When MOED is dissolved in various liquids, its colour will vary, depending on the solvent and its polarity. In general, the more polar the solvent, the shorter the wavelengths of the light absorbed will be. When light of a certain colour (wavelength) is absorbed, the solution will appear in the complementary colour of the one absorbed. Therefore, in water, a highly polar solvent, MOED appears yellow (corresponding to absorbed blue light of wavelengths 435-480 nm), but is purple or blue (corresponding to absorbed green to yellow light of wavelengths 560-595 nm) in acetone, a less polar solvent. The effect stems in part from the stabilization of the ground state of the merocyanine molecule in polar solvents, which increases the energy gap between the ground state and excited states, which corresponds to shorter wavelengths (increased energy) of the absorbed light.

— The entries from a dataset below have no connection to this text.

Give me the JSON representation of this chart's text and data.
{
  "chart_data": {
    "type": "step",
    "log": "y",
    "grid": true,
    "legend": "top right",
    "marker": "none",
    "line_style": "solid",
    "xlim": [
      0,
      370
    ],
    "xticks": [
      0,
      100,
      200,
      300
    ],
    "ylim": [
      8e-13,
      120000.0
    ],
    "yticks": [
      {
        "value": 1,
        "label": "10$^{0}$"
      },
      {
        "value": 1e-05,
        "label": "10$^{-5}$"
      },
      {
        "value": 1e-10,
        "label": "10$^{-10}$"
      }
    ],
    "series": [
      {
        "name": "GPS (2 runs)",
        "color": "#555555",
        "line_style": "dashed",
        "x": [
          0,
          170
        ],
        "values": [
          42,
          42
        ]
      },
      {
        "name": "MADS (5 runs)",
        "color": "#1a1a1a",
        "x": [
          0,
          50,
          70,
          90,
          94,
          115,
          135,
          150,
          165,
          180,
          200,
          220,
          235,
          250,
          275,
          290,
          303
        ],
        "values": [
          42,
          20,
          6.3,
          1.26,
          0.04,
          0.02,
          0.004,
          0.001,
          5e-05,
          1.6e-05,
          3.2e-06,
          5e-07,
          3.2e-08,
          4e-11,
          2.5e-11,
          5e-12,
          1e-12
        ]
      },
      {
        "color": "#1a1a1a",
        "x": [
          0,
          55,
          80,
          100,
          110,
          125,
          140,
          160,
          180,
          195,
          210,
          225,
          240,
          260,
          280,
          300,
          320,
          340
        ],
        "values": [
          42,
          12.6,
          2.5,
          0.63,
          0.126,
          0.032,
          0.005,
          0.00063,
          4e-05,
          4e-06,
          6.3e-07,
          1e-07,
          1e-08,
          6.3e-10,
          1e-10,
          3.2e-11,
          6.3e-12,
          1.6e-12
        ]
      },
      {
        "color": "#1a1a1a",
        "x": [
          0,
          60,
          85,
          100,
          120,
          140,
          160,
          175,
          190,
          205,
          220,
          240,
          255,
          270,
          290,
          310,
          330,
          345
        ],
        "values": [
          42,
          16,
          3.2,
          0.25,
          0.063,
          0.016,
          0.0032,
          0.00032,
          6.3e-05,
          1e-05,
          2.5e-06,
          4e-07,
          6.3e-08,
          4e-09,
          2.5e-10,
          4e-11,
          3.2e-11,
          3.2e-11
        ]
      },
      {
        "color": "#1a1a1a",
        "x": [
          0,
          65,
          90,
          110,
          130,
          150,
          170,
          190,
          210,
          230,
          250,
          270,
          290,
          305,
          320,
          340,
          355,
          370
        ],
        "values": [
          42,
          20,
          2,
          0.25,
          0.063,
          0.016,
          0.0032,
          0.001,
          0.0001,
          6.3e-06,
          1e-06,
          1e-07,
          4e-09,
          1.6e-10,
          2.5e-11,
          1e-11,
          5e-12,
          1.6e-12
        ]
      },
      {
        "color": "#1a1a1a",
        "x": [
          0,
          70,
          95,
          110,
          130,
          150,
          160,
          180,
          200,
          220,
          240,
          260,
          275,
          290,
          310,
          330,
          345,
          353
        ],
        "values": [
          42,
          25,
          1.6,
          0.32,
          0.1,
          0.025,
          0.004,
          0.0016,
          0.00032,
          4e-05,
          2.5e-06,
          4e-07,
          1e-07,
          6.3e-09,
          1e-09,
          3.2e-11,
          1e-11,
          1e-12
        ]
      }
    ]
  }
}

Because of its solvatochromic properties MOED, and solvatochromic dyes in general, are useful as solvent polarity indicators, and for creating solutions that absorb light at a specific frequency. Additional potential areas of use include pH sensors and transition metal cation indicators. Research into merocyanine dyes is ongoing.
Brooker's merocyanine can be prepared beginning with the methylation of 4-methylpyridine to produce 1,4-dimethylpyridinium iodide. Base catalyzed reaction with 4-hydroxybenzaldehyde and subsequent intramolecular dehydration provides Brooker's merocyanine.